Children attending older California schools are in danger of exposure to lead-tainted water because drinking fountains and faucets have not been tested for unsafe levels of the toxic metal. Lead exposure is particularly dangerous for young kids, whose bodies are developing.
Assemblymember Chris Holden (D-Pasadena) is trying to fix that with a bill that would require the water fountains and faucets at public and private schools built before 2010 be tested every five years and cleaned up if tainted with lead. The legislation, sponsored by the nonprofit Environmental Working Group, is a sensible solution to a problem that has been vexing environmental health advocates for years.
California has enacted several laws since the 1970s to limit lead exposure from products such as paint, pipes and plumbing materials. Drinking fountains in older schools are of particular concern because children, whose bodies can absorb more lead than adults, are most susceptible to the health hazards of the metal.
Though a 2017 law required schools built before 2010 to test their water sources for lead, it didn’t require schools to test all faucets and required remediation only if the water contained more than the federal standard of 15 parts per billion, which health experts have long disputed as unsafe. Even commercially bottled water has a maximum allowable lead level of 5 ppb. The results revealed that nearly 1 in 5 of the 8,200 schools required to test have a drinking fountain with water containing more than 5 ppb of lead.

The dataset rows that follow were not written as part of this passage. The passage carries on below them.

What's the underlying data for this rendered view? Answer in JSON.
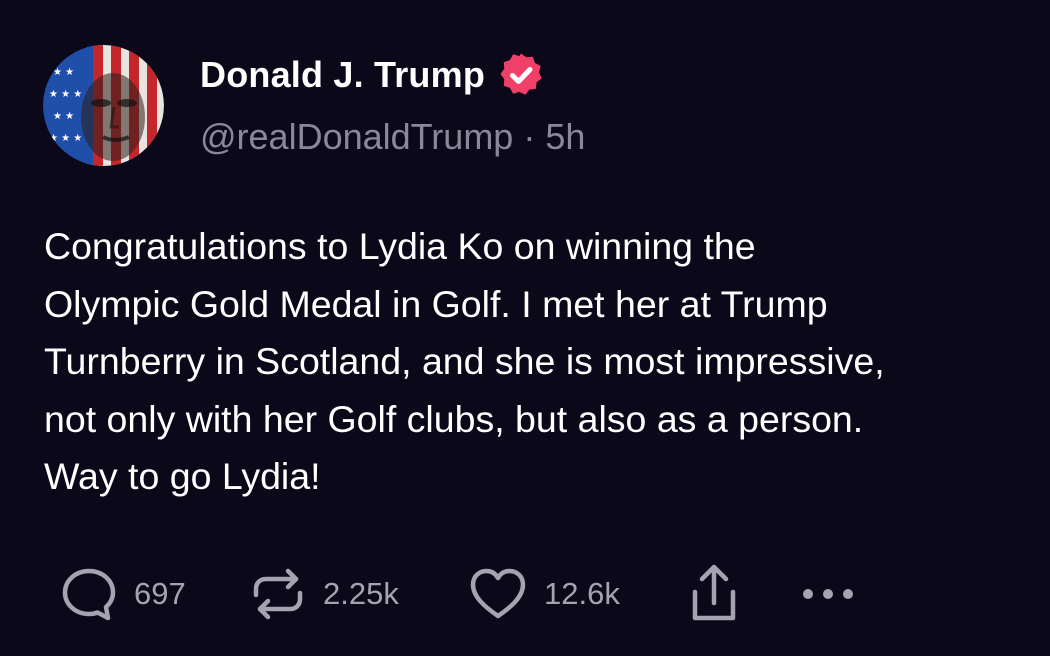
{
  "post": {
    "author": {
      "display_name": "Donald J. Trump",
      "handle": "@realDonaldTrump",
      "verified": true,
      "avatar_icon": "flag-portrait-avatar"
    },
    "separator": "·",
    "time_ago": "5h",
    "text_lines": [
      "Congratulations to Lydia Ko on winning the",
      "Olympic Gold Medal in Golf. I met her at Trump",
      "Turnberry in Scotland, and she is most impressive,",
      "not only with her Golf clubs, but also as a person.",
      "Way to go Lydia!"
    ],
    "actions": {
      "replies": "697",
      "reposts": "2.25k",
      "likes": "12.6k"
    }
  },
  "colors": {
    "background": "#0b0819",
    "verified_badge": "#f0406a",
    "muted_text": "#8c8798",
    "action_icon": "#a7a2b2"
  }
}
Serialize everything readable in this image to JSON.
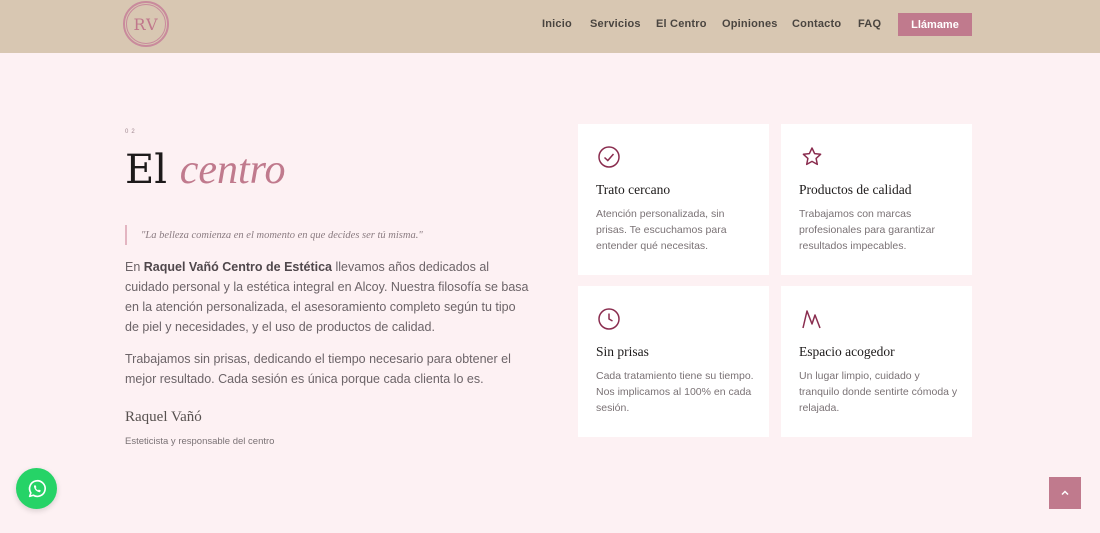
{
  "header": {
    "logo_text": "RV",
    "nav": [
      "Inicio",
      "Servicios",
      "El Centro",
      "Opiniones",
      "Contacto",
      "FAQ"
    ],
    "cta_label": "Llámame"
  },
  "about": {
    "section_number": "02",
    "title_plain": "El",
    "title_accent": "centro",
    "quote": "\"La belleza comienza en el momento en que decides ser tú misma.\"",
    "para1_prefix": "En ",
    "para1_bold": "Raquel Vañó Centro de Estética",
    "para1_rest": " llevamos años dedicados al cuidado personal y la estética integral en Alcoy. Nuestra filosofía se basa en la atención personalizada, el asesoramiento completo según tu tipo de piel y necesidades, y el uso de productos de calidad.",
    "para2": "Trabajamos sin prisas, dedicando el tiempo necesario para obtener el mejor resultado. Cada sesión es única porque cada clienta lo es.",
    "signature_name": "Raquel Vañó",
    "signature_role": "Esteticista y responsable del centro"
  },
  "cards": [
    {
      "icon": "check-circle-icon",
      "title": "Trato cercano",
      "text": "Atención personalizada, sin prisas. Te escuchamos para entender qué necesitas."
    },
    {
      "icon": "star-icon",
      "title": "Productos de calidad",
      "text": "Trabajamos con marcas profesionales para garantizar resultados impecables."
    },
    {
      "icon": "clock-icon",
      "title": "Sin prisas",
      "text": "Cada tratamiento tiene su tiempo. Nos implicamos al 100% en cada sesión."
    },
    {
      "icon": "mountain-icon",
      "title": "Espacio acogedor",
      "text": "Un lugar limpio, cuidado y tranquilo donde sentirte cómoda y relajada."
    }
  ],
  "floating": {
    "whatsapp_icon": "whatsapp-icon",
    "to_top_icon": "chevron-up-icon"
  },
  "colors": {
    "header_bg": "#d8c7b2",
    "page_bg": "#fdf1f3",
    "accent": "#c07a8d",
    "icon": "#8a2d4f",
    "whatsapp": "#26d367"
  }
}
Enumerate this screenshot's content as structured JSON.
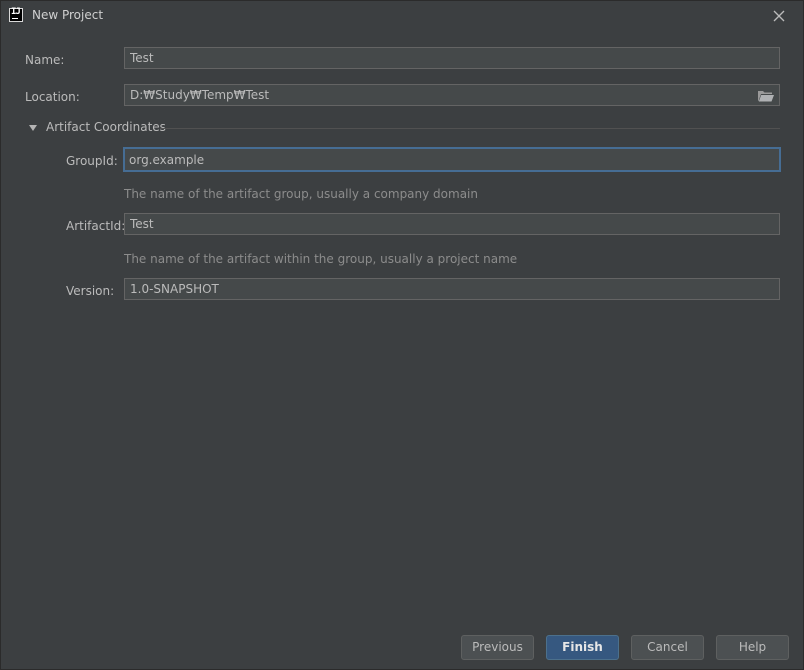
{
  "window": {
    "title": "New Project",
    "icon": "intellij-idea-icon",
    "icon_text": "IJ"
  },
  "form": {
    "name": {
      "label": "Name:",
      "value": "Test"
    },
    "location": {
      "label": "Location:",
      "value": "D:₩Study₩Temp₩Test"
    }
  },
  "artifact": {
    "section_title": "Artifact Coordinates",
    "expanded": true,
    "group_id": {
      "label": "GroupId:",
      "value": "org.example",
      "hint": "The name of the artifact group, usually a company domain"
    },
    "artifact_id": {
      "label": "ArtifactId:",
      "value": "Test",
      "hint": "The name of the artifact within the group, usually a project name"
    },
    "version": {
      "label": "Version:",
      "value": "1.0-SNAPSHOT"
    }
  },
  "buttons": {
    "previous": "Previous",
    "finish": "Finish",
    "cancel": "Cancel",
    "help": "Help"
  },
  "colors": {
    "background": "#3c3f41",
    "field_bg": "#45494a",
    "focus_border": "#466d94",
    "primary_button": "#365880"
  }
}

There are no safe levels of lead in drinking water because even low levels can be dangerous, according to the Environmental Protection Agency, American Academy of Pediatrics and World Health Organization. Lead exposure can cause learning difficulties such as attention deficit disorder and hyperactivity, in addition to high blood pressure, reproductive problems and organ damage. Damage from lead poisoning is irreversible.